Quick Install (Recommended)

You can install spheroids directly from PyPI with precompiled wheels:

pip install spheroids

Advanced Installation (Local Compilation)

For users who want to build the package locally (e.g., to modify the codebase), follow these steps:

Prerequisites

  • Python ≥3.8
  • C++ compiler with C++17 support
  • Armadillo installed

Steps

On Linux
# Install required libraries
sudo apt-get update
sudo apt-get install -y libarmadillo-dev libomp-dev

# Clone the repository
git clone https://github.com/lsablica/spheroids.git
cd spheroids

# Build and install
pip install -e .
On macOS
# Install required libraries
brew update
brew install armadillo libomp

# Configure compiler paths (if necessary)
export CXXFLAGS="-Xpreprocessor -fopenmp -I/opt/homebrew/opt/libomp/include -I/opt/homebrew/opt/armadillo/include"
export LDFLAGS="-L/opt/homebrew/opt/libomp/lib -lomp -L/opt/homebrew/opt/armadillo/lib"

# Clone the repository
git clone https://github.com/lsablica/spheroids.git
cd spheroids

# Build and install
pip install -e .
On Windows
# Clone vcpkg for managing C++ libraries
git clone https://github.com/microsoft/vcpkg.git C:\vcpkg
cd C:\vcpkg
.\bootstrap-vcpkg.bat -disableMetrics
.\vcpkg.exe install armadillo

# Clone the repository
git clone https://github.com/lsablica/spheroids.git
cd spheroids

# Build and install
pip install -e .

Quick Start

import torch
from spheroids import SphericalClustering

# Prepare your data (normalize to unit sphere)
X = torch.randn(1000, 3)
X = X / torch.norm(X, dim=1, keepdim=True)
Y = torch.randn(1000, 2)
Y = Y / torch.norm(Y, dim=1, keepdim=True)

# Create and fit model
model = SphericalClustering(
    num_covariates=3,
    response_dim=2,
    num_clusters=3,
    distribution="pkbd"
)

# Fit model
ll = model.fit(X, Y, num_epochs=100)

Using C++ Implementations

Access optimized C++ implementations directly:

from spheroids import PKBD

# Generate random samples 
samples = PKBD.random_sample(
    n=100,
    rho=0.5,
    mu=np.array([1.0, 0.0])
)

# Calculate log-likelihood
loglik = PKBD.log_likelihood(data, mu, rho)

API Reference

SphericalClustering

SphericalClustering(
    num_covariates: int,     # Number of input features
    response_dim: int,       # Dimension of response variables
    num_clusters: int,       # Initial number of clusters
    distribution: str,       # "pkbd" or "spcauchy"
    min_weight: float = 0.05 # Minimum cluster weight
)

Key Methods

# Fit the model
model.fit(
    X: torch.Tensor,        # Input features (N x num_covariates)
    Y: torch.Tensor,        # Response variables (N x response_dim)
    num_epochs: int = 100,  # Number of training epochs
    lr: float = 1e-3       # Learning rate
)

# Get cluster predictions
pred = model.predict(X)

Examples

Basic Clustering Example
import torch
from spheroids import SphericalClustering

#load data 
Y = np.load('spheroids/spheroids/datasets/pkbd_Y.npy')

# Create model
model = SphericalClustering(num_covariates= 1, 
                            response_dim= 4, 
                            num_clusters=3, 
                            device="cpu", 
                            min_weight=0.02, 
                            distribution="pkbd")

# Fit without covariates
mu, rho = model.fit_no_covariates(Y, num_epochs= 200, tol= 1e-8)
Usage of C++ API
from spheroids import PKBD, spcauchy

# PKBD distribution
pkbd_samples = PKBD.random_sample(1000, 0.5, mu)
pkbd_loglik = PKBD.log_likelihood(data, mu, rho)
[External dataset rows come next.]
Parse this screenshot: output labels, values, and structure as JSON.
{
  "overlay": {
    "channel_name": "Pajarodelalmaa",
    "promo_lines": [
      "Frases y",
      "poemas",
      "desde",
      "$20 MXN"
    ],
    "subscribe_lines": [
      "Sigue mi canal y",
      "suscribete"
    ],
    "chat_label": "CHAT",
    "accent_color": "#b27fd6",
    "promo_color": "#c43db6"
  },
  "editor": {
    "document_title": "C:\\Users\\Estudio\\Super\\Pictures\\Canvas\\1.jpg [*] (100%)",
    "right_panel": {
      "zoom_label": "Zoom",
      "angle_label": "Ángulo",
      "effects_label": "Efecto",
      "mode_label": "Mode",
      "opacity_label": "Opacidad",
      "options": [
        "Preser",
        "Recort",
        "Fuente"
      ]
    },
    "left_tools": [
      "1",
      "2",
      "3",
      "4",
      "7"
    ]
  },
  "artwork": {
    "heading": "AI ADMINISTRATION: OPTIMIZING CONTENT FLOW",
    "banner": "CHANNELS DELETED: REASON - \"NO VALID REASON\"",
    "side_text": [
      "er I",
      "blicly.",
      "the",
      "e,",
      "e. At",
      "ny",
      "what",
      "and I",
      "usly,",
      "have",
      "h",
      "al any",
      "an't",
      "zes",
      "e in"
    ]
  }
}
# Spherical Cauchy distribution
scauchy_samples = spcauchy.random_sample(1000, 0.5, mu)
scauchy_loglik = spcauchy.log_likelihood(data, mu, rho)

Contributing

We welcome contributions! Here's how you can help:

  1. 🐛 Report bugs
  2. 💡 Suggest features

License

This project is licensed under the GPL-3.0 License - see the LICENSE file for details.

Citation

If you use spheroids in your research, please cite:

@software{spheroids,
  title = {spheroids: A Python Package for Spherical Clustering Models},
  author = {Lukas Sablica},
  year = {2025},
  url = {https://github.com/lsablica/spheroids}
}

Project details


Download files

Download the file for your platform. If you're not sure which to choose, learn more about installing packages.

Source Distributions

No source distribution files available for this release.See tutorial on generating distribution archives.

Built Distributions

If you're not sure about the file name format, learn more about wheel file names.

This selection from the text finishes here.